Puedo contar algo más de la
tierra. Sé de una región desértica adonde un pueblo ha quedado sepultado en los
médanos, tan sólo emerge la aguja de la torre de la iglesia. En las noches
borrascosas todos los rayos de la tormenta se precipitan sobre la flecha
solitaria erguida en medio de la llanura, y se enroscan en ella, silbando, para
hundirse luego en la arena. Y cuentan que, entonces, la torre desaparecida se estremece
de arriba abajo y se oye resonar un tañido subterráneo de campanas…
El cielo, en cambio, no tiene ni
un solo secreto pequeño y tierno. Implacable, despliega entero por encima de
nosotros su mapa aterrador.
Me gustaría creer que tengo mi
estrella, la que veo despuntar primero y brillar un instante para mí sola una
cada anochecer, y que en esa estrella mis pasos tienen un eco y también mi risa
y mi voz. Pero ¡ay! demasiado sé que no puede haber vida de ninguna especie
allí donde los átomos cambian de carácter millones de veces por segundo y donde
ninguna pareja de átomos puede permanecer unida.

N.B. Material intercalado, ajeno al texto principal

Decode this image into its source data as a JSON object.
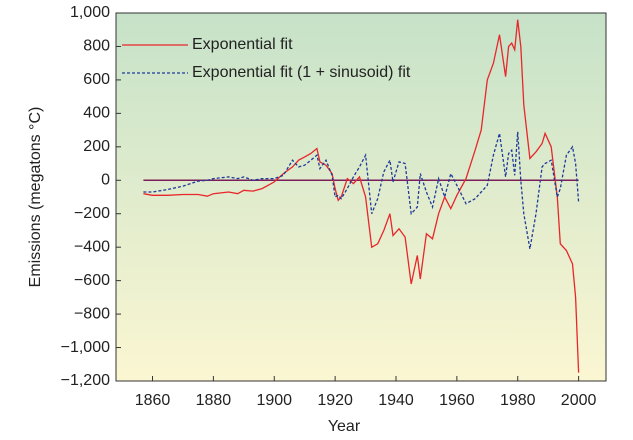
{
  "chart_data": {
    "type": "line",
    "xlabel": "Year",
    "ylabel": "Emissions (megatons °C)",
    "x": [
      1857,
      1860,
      1865,
      1870,
      1875,
      1878,
      1880,
      1885,
      1888,
      1890,
      1893,
      1896,
      1900,
      1903,
      1906,
      1908,
      1910,
      1912,
      1914,
      1915,
      1917,
      1919,
      1920,
      1921,
      1922,
      1924,
      1926,
      1928,
      1930,
      1932,
      1934,
      1936,
      1938,
      1939,
      1941,
      1943,
      1945,
      1947,
      1948,
      1950,
      1952,
      1954,
      1956,
      1958,
      1960,
      1963,
      1966,
      1968,
      1970,
      1972,
      1974,
      1976,
      1977,
      1978,
      1979,
      1980,
      1981,
      1982,
      1984,
      1986,
      1988,
      1989,
      1991,
      1993,
      1994,
      1996,
      1998,
      1999,
      2000
    ],
    "series": [
      {
        "name": "Exponential fit",
        "color": "#e8262b",
        "dash": false,
        "values": [
          -80,
          -90,
          -90,
          -85,
          -85,
          -95,
          -80,
          -70,
          -80,
          -60,
          -65,
          -50,
          -10,
          40,
          80,
          120,
          140,
          160,
          190,
          110,
          90,
          40,
          -50,
          -120,
          -100,
          10,
          -20,
          20,
          -100,
          -400,
          -380,
          -300,
          -200,
          -330,
          -290,
          -340,
          -620,
          -450,
          -590,
          -320,
          -350,
          -200,
          -100,
          -170,
          -90,
          10,
          180,
          300,
          600,
          700,
          870,
          620,
          800,
          820,
          780,
          960,
          800,
          450,
          130,
          170,
          220,
          280,
          200,
          -100,
          -380,
          -420,
          -500,
          -700,
          -1150
        ]
      },
      {
        "name": "Exponential fit (1 + sinusoid) fit",
        "color": "#1f3a9a",
        "dash": true,
        "values": [
          -70,
          -70,
          -55,
          -35,
          -5,
          0,
          10,
          20,
          10,
          20,
          0,
          10,
          10,
          30,
          120,
          80,
          90,
          120,
          150,
          70,
          120,
          30,
          -100,
          -90,
          -110,
          -50,
          20,
          80,
          150,
          -200,
          -110,
          50,
          120,
          -10,
          110,
          100,
          -200,
          -160,
          40,
          -70,
          -160,
          10,
          -100,
          40,
          -30,
          -140,
          -110,
          -70,
          -30,
          150,
          280,
          20,
          160,
          180,
          30,
          290,
          0,
          -200,
          -410,
          -200,
          80,
          100,
          120,
          -100,
          -50,
          150,
          200,
          100,
          -130
        ]
      }
    ],
    "xlim": [
      1848,
      2009
    ],
    "xticks": [
      1860,
      1880,
      1900,
      1920,
      1940,
      1960,
      1980,
      2000
    ],
    "ylim": [
      -1200,
      1000
    ],
    "yticks": [
      {
        "value": 1000,
        "label": "1,000"
      },
      800,
      600,
      400,
      200,
      0,
      {
        "value": -200,
        "label": "−200"
      },
      {
        "value": -400,
        "label": "−400"
      },
      {
        "value": -600,
        "label": "−600"
      },
      {
        "value": -800,
        "label": "−800"
      },
      {
        "value": -1000,
        "label": "−1,000"
      },
      {
        "value": -1200,
        "label": "−1,200"
      }
    ],
    "legend": "upper left",
    "grid": false
  }
}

Hasta miedo me da nombrar el sol.
¡Es tan poderoso! Si nos interceptaran su radiación, el curso de los ríos se
detendría inmediatamente.
Apenas si me atrevo a hablar de
un cóndor que los vientos empujaron fuera de la atmósfera terrestre y que, vivo
aún, cae en el espacio infinito desde hace incontable número de años.
Tal vez la súbita caída de las
estrellas fugaces responde a un llamado previsto desde la eternidad, que las
precipita a integrar determinadas figuras geométricas, hechas de relucientes
astros incrustados en un rincón apartado del cielo. Tal vez.
Y no quiero, no quiero hablar más
del cielo; porque le temo y temo los sueños con que se introduce a menudo en
mis noches. Entonces me tiende una escalera estelar por la que subo hasta la
bóveda rutilante. La luna deja de ser un pálido disco pegado al firmamento para
convertirse en una bola escarlata que rueda solitaria por el espacio; las
estrellas se agrandan en un parpadeo de rayos, la vía láctea se aproxima y derrama
oleadas de fuego. Y, de segundo en segundo, yo más al borde de aquel precipicio
abrasador…
No; prefiero imaginar un cielo
diurno por donde deambulan castillos de nubes en cuyas flotantes estancias
aletean las hojas secas de un otoño terrestre y los cometas de papel que
perdieron jugando, los hijos de los hombres.